A redirect is a feature of a site that sends a viewer to a different URL. For example, if you visit our site you will be automatically redirected to where our website actually resides, at Redirects take time, so keep them to a minimum. For example, try to serve the site directly to your mobile audience without redirecting to a mobile version (NOTE: this is not the same as building a mobile-first site). If you have a complicated redirect pattern, it will increase load time.

Avoid Render Blocking JavaScript

Whenever a browser encounters a script (a piece of code written in JavaScript), it halts the process of rendering the HTML until it has processed the script. This can easily cause load delay and increase the load time for your site. Avoid using render blocking scripts as much as possible. If the scripts are not essential to the site’s first load, place them at the bottom of your HTML. Alternatively, consider using the asynchronous attribute “async” in script. A very clear explanation of how this works can be found here.

Utilize Browser Caching

A browser cache is a place where the browser stores information such as stylesheets, JavaScript, images, etc. With browser caching, a visitor’s browser won’t have to reload everything when they revisit the page and so load time is decreased. You can set caching memory time in your code. This varies depending on what language your site is written in. We recommend to speak to your developer about this, or if you are a developer, simply Google “how to set cache-memory time using…” and insert your language of choice (PHP, C++, Python, Ruby, etc.).

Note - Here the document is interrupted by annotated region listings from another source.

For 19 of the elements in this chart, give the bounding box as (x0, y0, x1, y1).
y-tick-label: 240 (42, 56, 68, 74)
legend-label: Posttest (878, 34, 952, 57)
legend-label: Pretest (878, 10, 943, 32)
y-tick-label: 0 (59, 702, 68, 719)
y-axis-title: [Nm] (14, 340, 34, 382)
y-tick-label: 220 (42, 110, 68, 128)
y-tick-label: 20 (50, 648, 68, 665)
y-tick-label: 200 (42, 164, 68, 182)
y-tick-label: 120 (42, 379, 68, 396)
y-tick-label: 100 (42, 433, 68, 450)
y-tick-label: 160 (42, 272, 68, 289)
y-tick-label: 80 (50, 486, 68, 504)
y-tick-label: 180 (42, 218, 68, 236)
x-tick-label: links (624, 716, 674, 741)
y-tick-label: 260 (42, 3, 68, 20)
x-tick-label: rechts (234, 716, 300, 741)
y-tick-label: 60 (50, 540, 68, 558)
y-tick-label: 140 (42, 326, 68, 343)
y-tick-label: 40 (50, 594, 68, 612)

Use Content Distribution Networks (CDN)

A content distribution network will ensure that your site loads much faster in all parts of the world. If the site a viewer is loading resides on a server in, say, San Francisco and they are loading the site into their browser from Melbourne, Australia, all of the loading requests and messages have to travel all the way from Melbourne to SF and back, which takes time even traveling at internet speeds. 

A CDN stores copies of your website in multiple data centers spread around the country or even the globe to provide users with faster and more reliable access. It means that the SF to Melbourne exchange can be shortened to something along the lines of Melbourne to Sydney. This will help load time around the world.

Content delivery network graphic

File/Image Optimization

Make sure that images and files on your website are not bigger than they need to be (we recommend that they be generally less than 100 kilobytes). Large images uploaded in resolutions way beyond what the website requires take up unnecessary, and precious, load time.

CSS sprites can help with this by combining all images in one giant image and then choosing to only showcase particular parts of that image (which would be the specific image you want to show).

Compress Your Images

We recommend using Adobe Photoshop to compress your images to below 100 kilobytes in size. This will reduce the render time on each URL that has images.

A slow website is a bad website, so refrain from using large raw image files or excessively big resolutions.